The National Coordinator for the Liberia Development Alliance or LDA, Finance Minister Amara Conneh, has disclosed that government invested $130 million in the first year of the LDA.
In a one-year report delivered at the Liberia Development Alliance Committee Meeting held in Buchanan, Grand Bassa County recently, Minister Conneh spoke of increasing investment in programs from seven to around 26 percent of the national budget. But he said the challenge now is how government will contain recurrent expenditures, and protect those key investments already in progress.
Conneh said $450 plus 7 million was disbursed in year one through credits to donors for doing well, while disclosing that agriculture, education, energy, environment and health sectors accounted for the largest share of the distribution.
However, the Finance Minister said delay in the passage of the national budget affects government's disbursement to these programs, while at the same time complaining that the country's law makes procurement process too long. Detailing a one-year progress report, he said government has a total of 277 interventions, and completed 147 at a rate of 53 percent.
In the agricultural sector, Conneh said government has mobilized significant financing, adding that when government prepared her economic agenda, the Agenda for Transformation or AFT, it costs around $3.2 billion, of which he disclosed that infrastructure, and specifically the economic transformation is the one with the biggest deficit.
But he said it's so underfunded by $895.9M; while pillar one of the agenda which is security, is also underfunded by $50.5M. For the human development pillar, he said records show that there is no financing gap and for the governance and public institutions pillars, government needs to raise additional $82.9M.
Welcoming the audience earlier, the Chair for the LDA, President Ellen Johnson-Sirleaf said the meeting would discuss options on accelerating implementation of Liberia's transformation agenda.

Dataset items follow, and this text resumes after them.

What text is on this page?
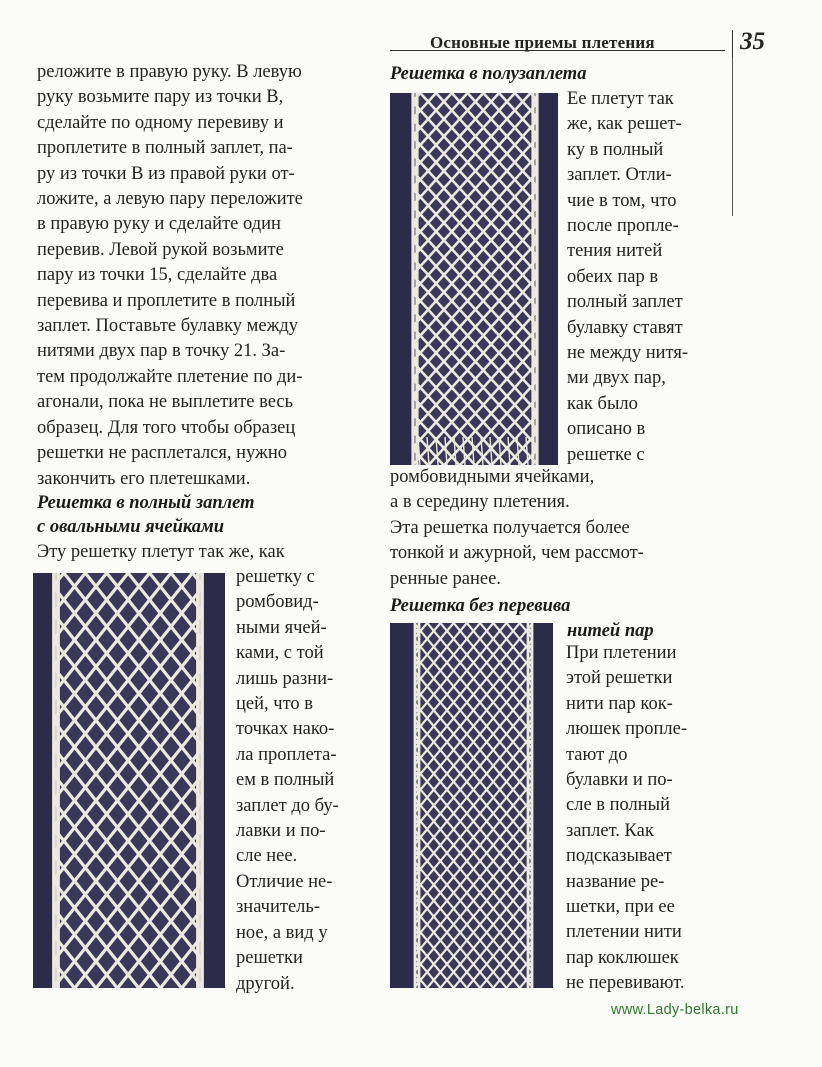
Основные приемы плетения	35
реложите в правую руку. В левую
руку возьмите пару из точки В,
сделайте по одному перевиву и
проплетите в полный заплет, па-
ру из точки В из правой руки от-
ложите, а левую пару переложите
в правую руку и сделайте один
перевив. Левой рукой возьмите
пару из точки 15, сделайте два
перевива и проплетите в полный
заплет. Поставьте булавку между
нитями двух пар в точку 21. За-
тем продолжайте плетение по ди-
агонали, пока не выплетите весь
образец. Для того чтобы образец
решетки не расплетался, нужно
закончить его плетешками.
Решетка в полный заплет
с овальными ячейками
Эту решетку плетут так же, как
решетку с
ромбовид-
ными ячей-
ками, с той
лишь разни-
цей, что в
точках нако-
ла проплета-
ем в полный
заплет до бу-
лавки и по-
сле нее.
Отличие не-
значитель-
ное, а вид у
решетки
другой.
Решетка в полузаплета
Ее плетут так
же, как решет-
ку в полный
заплет. Отли-
чие в том, что
после пропле-
тения нитей
обеих пар в
полный заплет
булавку ставят
не между нитя-
ми двух пар,
как было
описано в
решетке с
ромбовидными ячейками,
а в середину плетения.
Эта решетка получается более
тонкой и ажурной, чем рассмот-
ренные ранее.
Решетка без перевива
нитей пар
При плетении
этой решетки
нити пар кок-
люшек пропле-
тают до
булавки и по-
сле в полный
заплет. Как
подсказывает
название ре-
шетки, при ее
плетении нити
пар коклюшек
не перевивают.
www.Lady-belka.ru
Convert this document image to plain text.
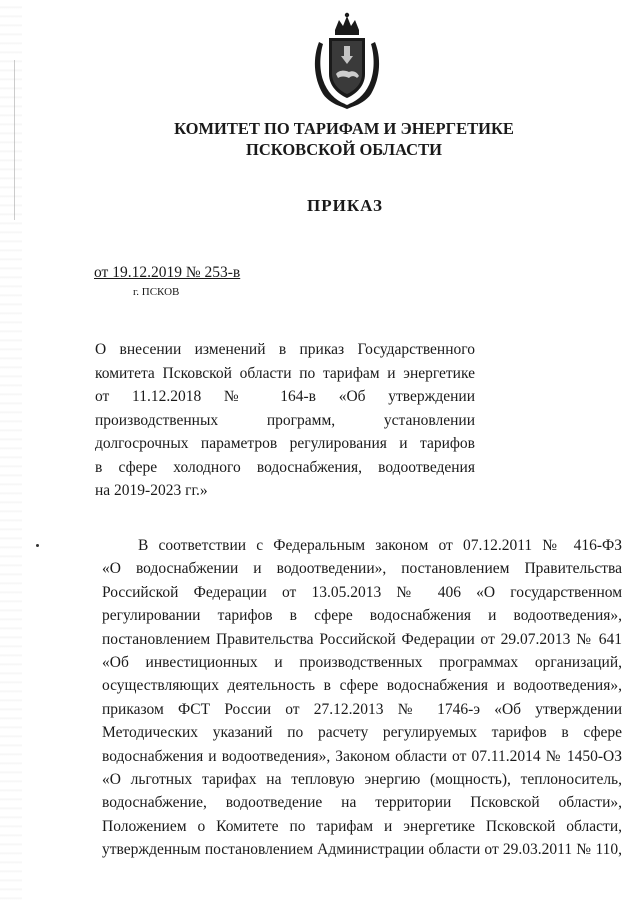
КОМИТЕТ ПО ТАРИФАМ И ЭНЕРГЕТИКЕ
ПСКОВСКОЙ ОБЛАСТИ
ПРИКАЗ
от 19.12.2019 № 253-в
г. ПСКОВ
О внесении изменений в приказ Государственного
комитета Псковской области по тарифам и энергетике
от 11.12.2018 № 164-в «Об утверждении
производственных программ, установлении
долгосрочных параметров регулирования и тарифов
в сфере холодного водоснабжения, водоотведения
на 2019-2023 гг.»
В соответствии с Федеральным законом от 07.12.2011 № 416-ФЗ
«О водоснабжении и водоотведении», постановлением Правительства
Российской Федерации от 13.05.2013 № 406 «О государственном
регулировании тарифов в сфере водоснабжения и водоотведения»,
постановлением Правительства Российской Федерации от 29.07.2013 № 641
«Об инвестиционных и производственных программах организаций,
осуществляющих деятельность в сфере водоснабжения и водоотведения»,
приказом ФСТ России от 27.12.2013 № 1746-э «Об утверждении
Методических указаний по расчету регулируемых тарифов в сфере
водоснабжения и водоотведения», Законом области от 07.11.2014 № 1450-ОЗ
«О льготных тарифах на тепловую энергию (мощность), теплоноситель,
водоснабжение, водоотведение на территории Псковской области»,
Положением о Комитете по тарифам и энергетике Псковской области,
утвержденным постановлением Администрации области от 29.03.2011 № 110,
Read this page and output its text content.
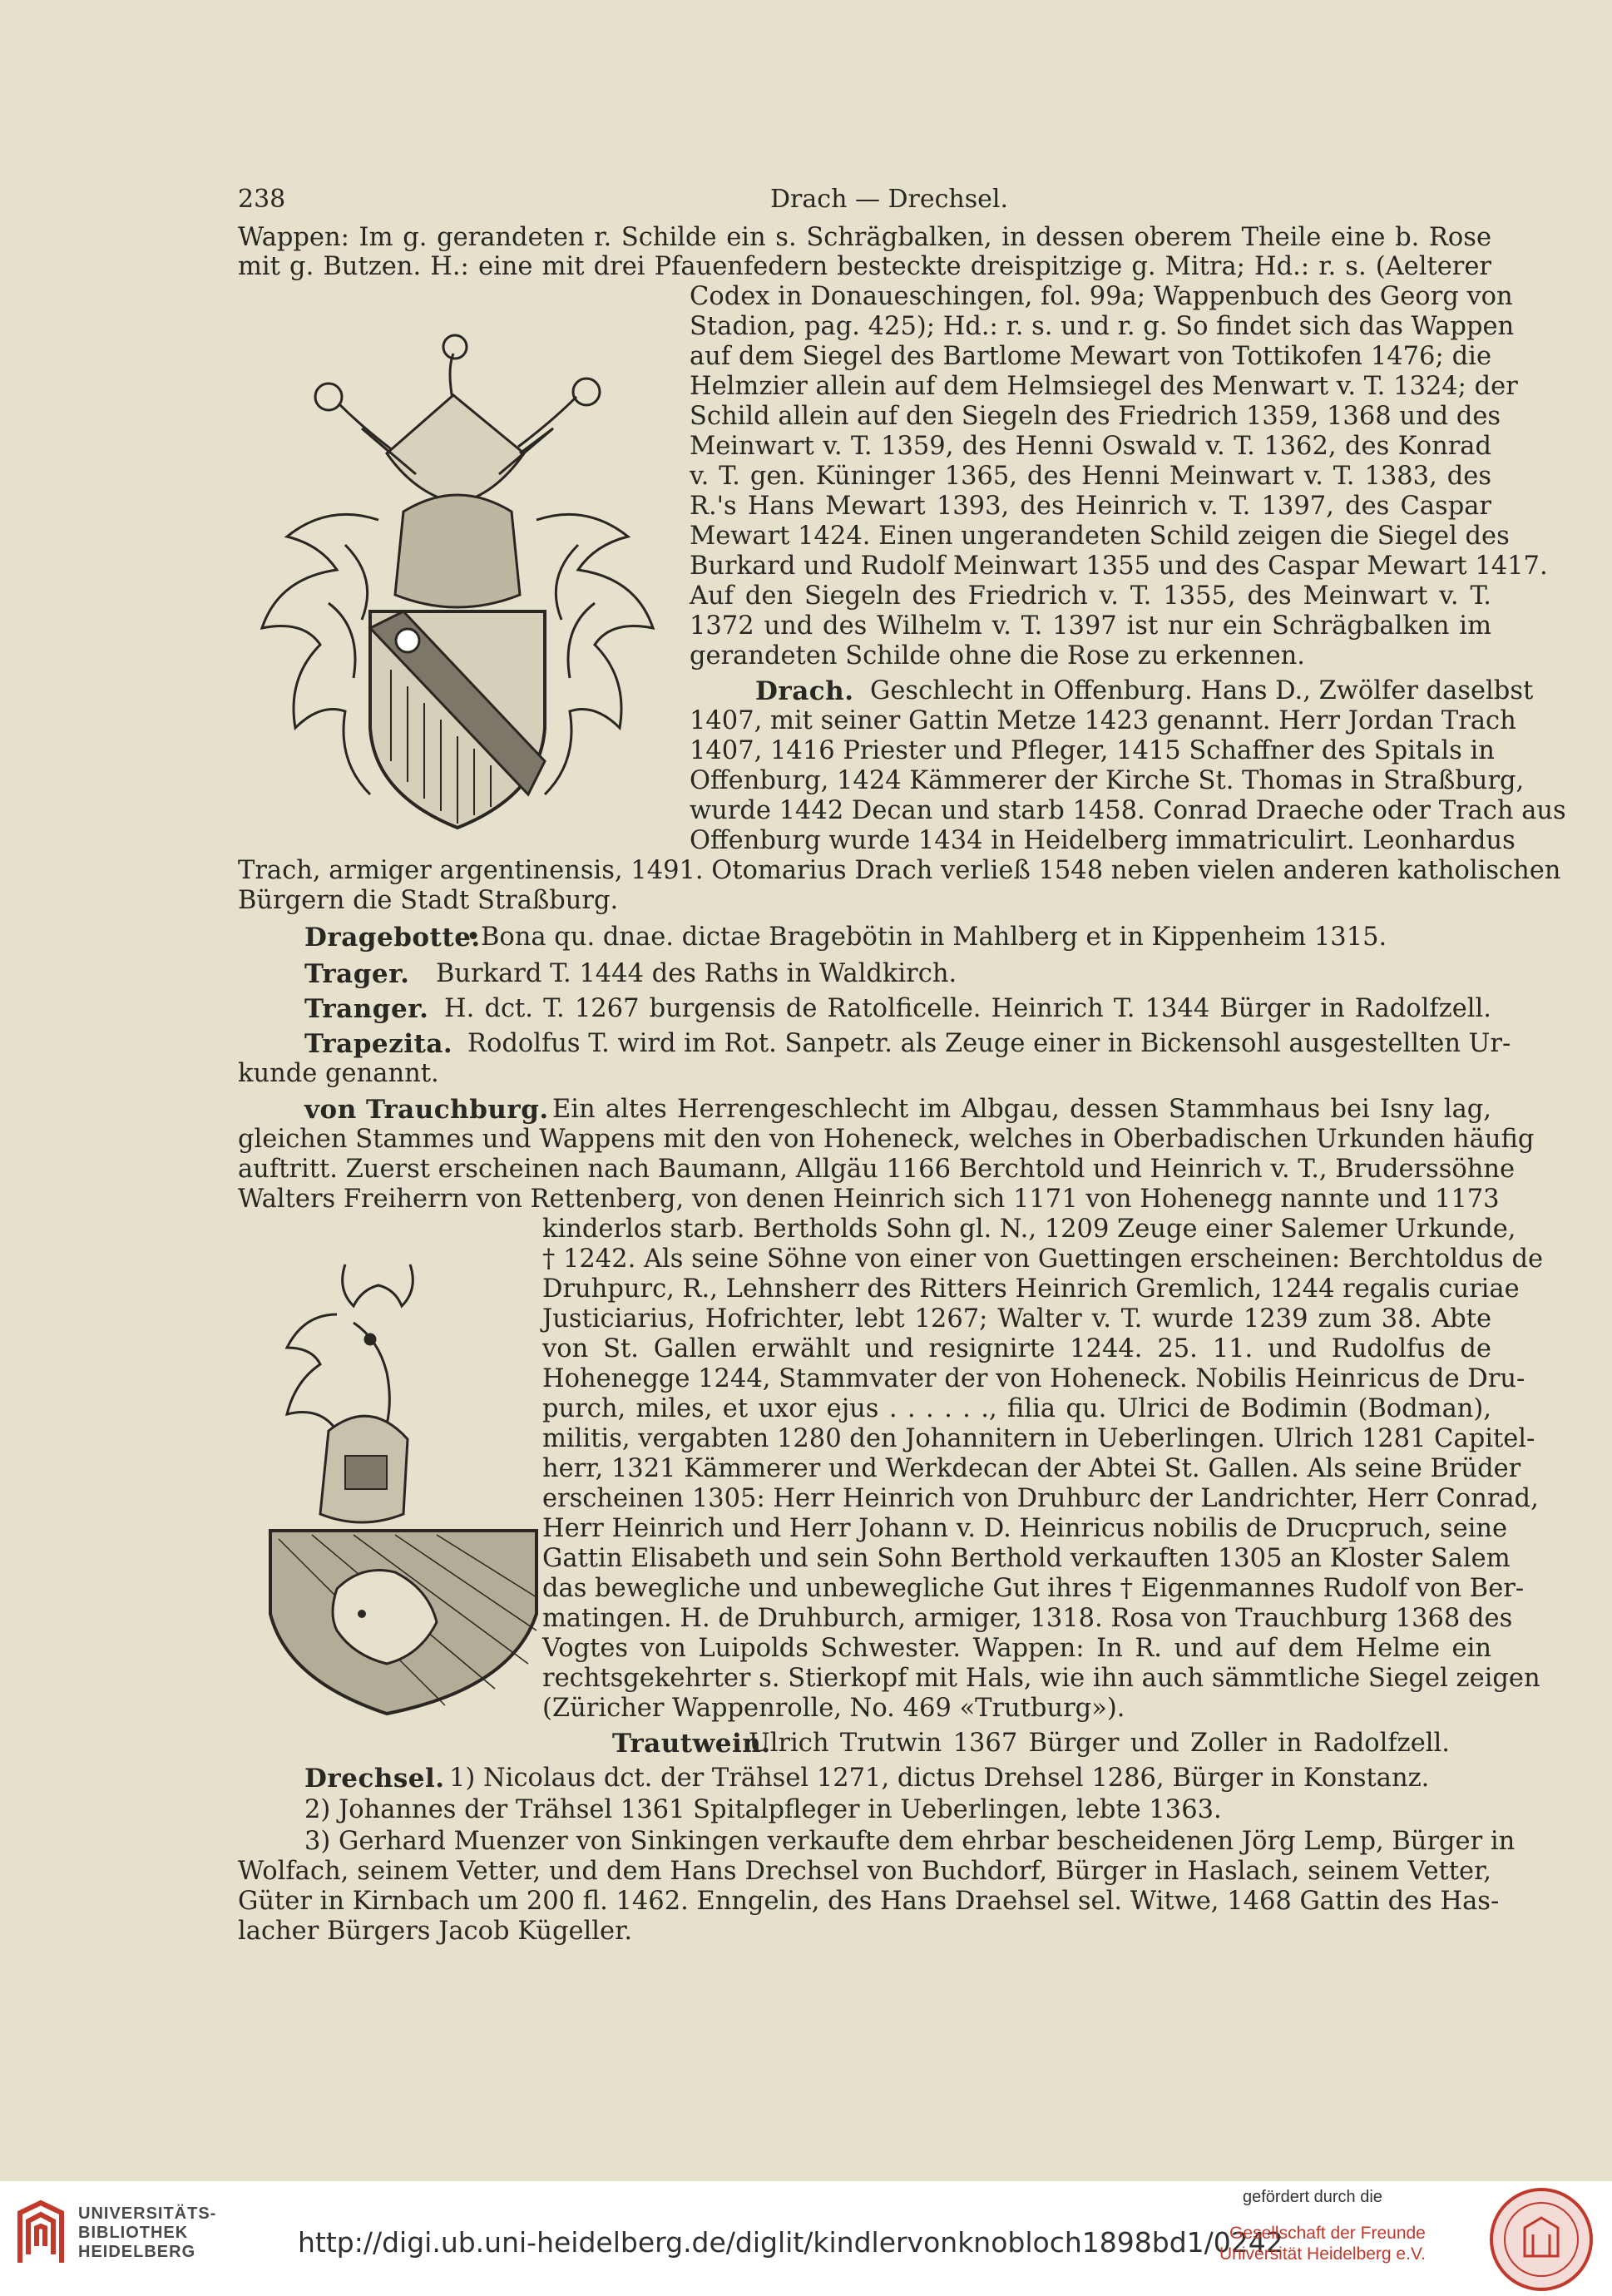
238	Drach — Drechsel.
Wappen: Im g. gerandeten r. Schilde ein s. Schrägbalken, in dessen oberem Theile eine b. Rose
mit g. Butzen. H.: eine mit drei Pfauenfedern besteckte dreispitzige g. Mitra; Hd.: r. s. (Aelterer
Codex in Donaueschingen, fol. 99a; Wappenbuch des Georg von
Stadion, pag. 425); Hd.: r. s. und r. g. So findet sich das Wappen
auf dem Siegel des Bartlome Mewart von Tottikofen 1476; die
Helmzier allein auf dem Helmsiegel des Menwart v. T. 1324; der
Schild allein auf den Siegeln des Friedrich 1359, 1368 und des
Meinwart v. T. 1359, des Henni Oswald v. T. 1362, des Konrad
v. T. gen. Küninger 1365, des Henni Meinwart v. T. 1383, des
R.'s Hans Mewart 1393, des Heinrich v. T. 1397, des Caspar
Mewart 1424. Einen ungerandeten Schild zeigen die Siegel des
Burkard und Rudolf Meinwart 1355 und des Caspar Mewart 1417.
Auf den Siegeln des Friedrich v. T. 1355, des Meinwart v. T.
1372 und des Wilhelm v. T. 1397 ist nur ein Schrägbalken im
gerandeten Schilde ohne die Rose zu erkennen.
Drach. Geschlecht in Offenburg. Hans D., Zwölfer daselbst
1407, mit seiner Gattin Metze 1423 genannt. Herr Jordan Trach
1407, 1416 Priester und Pfleger, 1415 Schaffner des Spitals in
Offenburg, 1424 Kämmerer der Kirche St. Thomas in Straßburg,
wurde 1442 Decan und starb 1458. Conrad Draeche oder Trach aus
Offenburg wurde 1434 in Heidelberg immatriculirt. Leonhardus
Trach, armiger argentinensis, 1491. Otomarius Drach verließ 1548 neben vielen anderen katholischen
Bürgern die Stadt Straßburg.
Dragebotte.
•Bona qu. dnae. dictae Bragebötin in Mahlberg et in Kippenheim 1315.
Trager. Burkard T. 1444 des Raths in Waldkirch.
Tranger. H. dct. T. 1267 burgensis de Ratolficelle. Heinrich T. 1344 Bürger in Radolfzell.
Trapezita. Rodolfus T. wird im Rot. Sanpetr. als Zeuge einer in Bickensohl ausgestellten Ur-
kunde genannt.
von Trauchburg. Ein altes Herrengeschlecht im Albgau, dessen Stammhaus bei Isny lag,
gleichen Stammes und Wappens mit den von Hoheneck, welches in Oberbadischen Urkunden häufig
auftritt. Zuerst erscheinen nach Baumann, Allgäu 1166 Berchtold und Heinrich v. T., Bruderssöhne
Walters Freiherrn von Rettenberg, von denen Heinrich sich 1171 von Hohenegg nannte und 1173
kinderlos starb. Bertholds Sohn gl. N., 1209 Zeuge einer Salemer Urkunde,
† 1242. Als seine Söhne von einer von Guettingen erscheinen: Berchtoldus de
Druhpurc, R., Lehnsherr des Ritters Heinrich Gremlich, 1244 regalis curiae
Justiciarius, Hofrichter, lebt 1267; Walter v. T. wurde 1239 zum 38. Abte
von St. Gallen erwählt und resignirte 1244. 25. 11. und Rudolfus de
Hohenegge 1244, Stammvater der von Hoheneck. Nobilis Heinricus de Dru-
purch, miles, et uxor ejus . . . . . ., filia qu. Ulrici de Bodimin (Bodman),
militis, vergabten 1280 den Johannitern in Ueberlingen. Ulrich 1281 Capitel-
herr, 1321 Kämmerer und Werkdecan der Abtei St. Gallen. Als seine Brüder
erscheinen 1305: Herr Heinrich von Druhburc der Landrichter, Herr Conrad,
Herr Heinrich und Herr Johann v. D. Heinricus nobilis de Drucpruch, seine
Gattin Elisabeth und sein Sohn Berthold verkauften 1305 an Kloster Salem
das bewegliche und unbewegliche Gut ihres † Eigenmannes Rudolf von Ber-
matingen. H. de Druhburch, armiger, 1318. Rosa von Trauchburg 1368 des
Vogtes von Luipolds Schwester. Wappen: In R. und auf dem Helme ein
rechtsgekehrter s. Stierkopf mit Hals, wie ihn auch sämmtliche Siegel zeigen
(Züricher Wappenrolle, No. 469 «Trutburg»).
Trautwein.
Ulrich Trutwin 1367 Bürger und Zoller in Radolfzell.
Drechsel. 1) Nicolaus dct. der Trähsel 1271, dictus Drehsel 1286, Bürger in Konstanz.
2) Johannes der Trähsel 1361 Spitalpfleger in Ueberlingen, lebte 1363.
3) Gerhard Muenzer von Sinkingen verkaufte dem ehrbar bescheidenen Jörg Lemp, Bürger in
Wolfach, seinem Vetter, und dem Hans Drechsel von Buchdorf, Bürger in Haslach, seinem Vetter,
Güter in Kirnbach um 200 fl. 1462. Enngelin, des Hans Draehsel sel. Witwe, 1468 Gattin des Has-
lacher Bürgers Jacob Kügeller.
UNIVERSITÄTS-
BIBLIOTHEK
HEIDELBERG	http://digi.ub.uni-heidelberg.de/diglit/kindlervonknobloch1898bd1/0242
gefördert durch die
Gesellschaft der Freunde
Universität Heidelberg e.V.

Among the five key pillars of the AFT are Peace, Security, and the Rule of Law; Economic Transformation which covers natural resource management diversification, agriculture, land productivity, industrialization, value addition, trade and transport, focusing on power, road and ports, respectively.
The Third pillar is human development, education, health and social welfare, water and sanitation; civil service reform, economic development and labor, among others. Several government institutions made reports at the meeting graced by Liberia's partners, including the United States, European Union and others.